Debates? What debates? Ed Smith, the LVEC's somnolent "Streering Committee" chairman, organized and chaired an apparently stacked "public consultation" meeting then, less than 10-hours later, Ed Smith forwarded apparently pre-determined recommendations to council, complete with attaboys from proponents and no mention, not a word, of the significant and widely evident opposition to the LVEC project, a mistake that cost at least $504,100, plus time wasted.
Evidently the not-so-subtle distinction between "encouraging good people to enter or remain in public life" and "coralling process-fudging lunatics and their half-baked plans" escapes Mr Smith.
Consider:
The LVEC's ridiculously over-hyped so-called "benefits" will soon to be apparent to all and, for Mr Smith, there will be no escaping responsibility for it. Until then, high-fiving himself in The Whig is really all Mr Smith can do.
According to Pollstar, Avril Lavigne will play in the LVEC on Tuesday April 8th 2008.
This is the first and only concert booked so far that delivers on the LVEC promise that Kingston's youth won't have to travel out of town to see popular acts.
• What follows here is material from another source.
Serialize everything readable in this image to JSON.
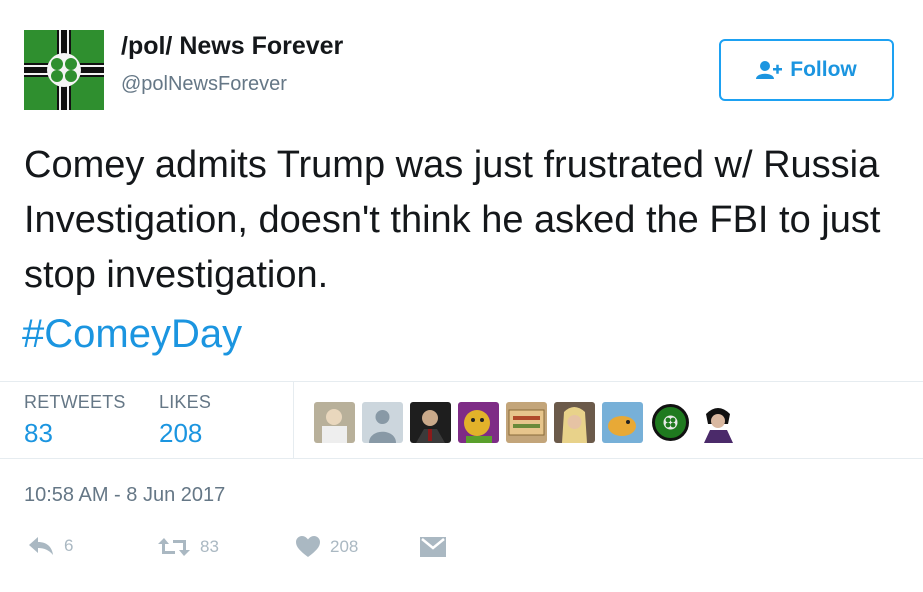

On Council's Agenda for Tuesday is a report from Staff that recommends the IBI Group to create recommendations for further development of the North Block.
It is hoped that the timing for the award of this work will position the City to be able to decide on the next steps in the redevelopment of the police building at 11 Queen Street in addition to meeting a number of other objectives related to the sustainable redevelopment of properties in the area.
It appears that waiting to see the extent of the disaster the LVEC turns out to be before frittering away any more money on the North Block was never an option.
It's pretty clear that unflattering independent assessments of prior LVEC-related reports by the IBI Group have fallen on deaf ears at City Hall.
If all this goes ahead, this could lead to a very interesting juxtaposition: when the LVEC's logistical dysfunctionalities are a reality, the firm that apparently white-washed its logistics will be presenting reports, and collecting handsome fees, for next-steps related to the LVEC's immediate surroundings.